Filling our fuel tanks before we set out, the young pump girl, hearing of our voyage, said to me, “Oh, God, I want your life!” Had I an urge to savage youthful dreams of a nobler sort than of soup tins or used olive jars, I might have told her what it took each day to earn the good moments. While a river can offer the adventure and romance of slow-moving freight trains you can board almost anywhere to let them take you who-knows-where, it otherwise is demanding, restrictive, exhausting. For every hour of excitement, for each sublime riverscape, there can be three or four hours of humdrum repetition that makes merely staying alert a mental tussle.

Of the twelve hundred books on my home shelves containing accounts of exploration and travel in America, a number are about river journeys. That Monday, as we reached the quarter-way mark of our try at crossing the continent, I realized I would hereafter read them in a new light: those with never a dull moment were suspect, if not mendacious, for to travel a river that is not white water is to go slowly, often drudgingly. One of the reasons the voluminous journals of the Lewis and Clark Expedition have power lies in their honest portrayal of frequent tedium, often conveyed by the simple phrase “we proceeded on.” Because moving water is—and I do not overstate this—death waiting, the pilot cannot just put the boat on cruise control, sit back with two fingers on the power-steering wheel, and daydream through a spell of monotony. The river is no blue highway because a river removes reverie. I think that’s the reason, at the end of a day on the water, Pilotis and I were more tired than events usually seemed to warrant. Our most reliable and consistent antidote to humdrummery, in other words, was risk, and at every moment it called us, impelled us to heedfulness when nothing else did, even as it wearied us.
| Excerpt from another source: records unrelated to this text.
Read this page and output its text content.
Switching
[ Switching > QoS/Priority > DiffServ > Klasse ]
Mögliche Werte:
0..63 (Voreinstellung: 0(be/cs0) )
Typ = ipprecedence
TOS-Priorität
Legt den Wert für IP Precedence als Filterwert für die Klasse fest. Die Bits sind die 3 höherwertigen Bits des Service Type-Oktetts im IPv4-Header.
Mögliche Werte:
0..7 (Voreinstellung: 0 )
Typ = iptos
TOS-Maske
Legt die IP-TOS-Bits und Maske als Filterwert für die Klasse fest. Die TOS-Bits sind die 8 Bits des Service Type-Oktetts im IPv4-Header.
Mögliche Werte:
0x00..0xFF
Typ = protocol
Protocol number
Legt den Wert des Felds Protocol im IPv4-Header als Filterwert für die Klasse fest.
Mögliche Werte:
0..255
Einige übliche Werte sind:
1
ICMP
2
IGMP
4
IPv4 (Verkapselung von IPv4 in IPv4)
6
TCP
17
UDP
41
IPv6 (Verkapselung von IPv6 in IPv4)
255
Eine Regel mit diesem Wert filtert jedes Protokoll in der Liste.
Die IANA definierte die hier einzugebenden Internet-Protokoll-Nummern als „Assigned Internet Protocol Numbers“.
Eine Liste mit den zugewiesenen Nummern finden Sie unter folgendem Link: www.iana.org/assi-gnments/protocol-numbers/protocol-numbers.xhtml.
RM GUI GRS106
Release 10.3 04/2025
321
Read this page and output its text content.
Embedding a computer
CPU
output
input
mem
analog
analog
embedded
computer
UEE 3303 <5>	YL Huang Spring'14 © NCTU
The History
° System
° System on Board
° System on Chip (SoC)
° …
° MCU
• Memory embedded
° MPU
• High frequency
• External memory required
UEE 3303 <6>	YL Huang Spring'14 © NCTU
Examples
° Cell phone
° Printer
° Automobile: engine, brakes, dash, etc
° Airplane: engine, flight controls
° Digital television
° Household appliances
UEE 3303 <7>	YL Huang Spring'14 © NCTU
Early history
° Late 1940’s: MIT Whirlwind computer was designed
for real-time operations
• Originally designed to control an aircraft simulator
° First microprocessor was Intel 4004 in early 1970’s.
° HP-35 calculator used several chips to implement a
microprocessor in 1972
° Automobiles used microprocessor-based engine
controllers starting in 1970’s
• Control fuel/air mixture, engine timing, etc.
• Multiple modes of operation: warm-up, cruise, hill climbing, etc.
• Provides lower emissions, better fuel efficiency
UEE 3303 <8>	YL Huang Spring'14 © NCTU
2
My usual remedy for tedium on a highway is to stop and walk a place, but on a river that’s harder to do. The Rocky Mountain Snow Imperative aside, many villages called to us, but a landing and tie-up was frequently unwise or impossible, especially so early in the season, with uncertain weather and rising waters keeping docks from going in or being open. We loved the isolation available on a river in spring, something harder to come by in July, but we had to pay for it. In one place the problem could be as simple as an impassable bank of grease-mud lurking with skid demons, or an impenetrable scrub, or in another it might be security. Pilotis had a clear vision of naughty boys covertly undoing our mooring line to watch an unattended
Nikawa
drift downriver, over a dam, onto rocks, under a barge; indeed, a small boat is a difficult thing to secure by any means other than one’s presence.

And so it was that day as we passed allurements. Vanceburg, Ken tucky, shone in the sun, the brightly red roof of its courthouse against blue sky; and Maysville, as pretty a town as there is on the Ohio, appeared even more inviting, the golden dome of its courthouse gleaming like high justice, steeples like slender fingers beckoning the miserable and fallen, Federal-style orange tin roofs, white antebellum columns, green lawns bright with May, and all of it climbing the narrow river flats for a few hundred feet before the rise became too steep for anything but oaks and hickories at last in full leaf. Here on the rim of the South we had reached midspring through both time and space, and at last we wore short sleeves. Often, where we could not stop I tried to relate memories from my other travels in the place, or Pilotis swept a village with binoculars and concocted a tale of what might be there.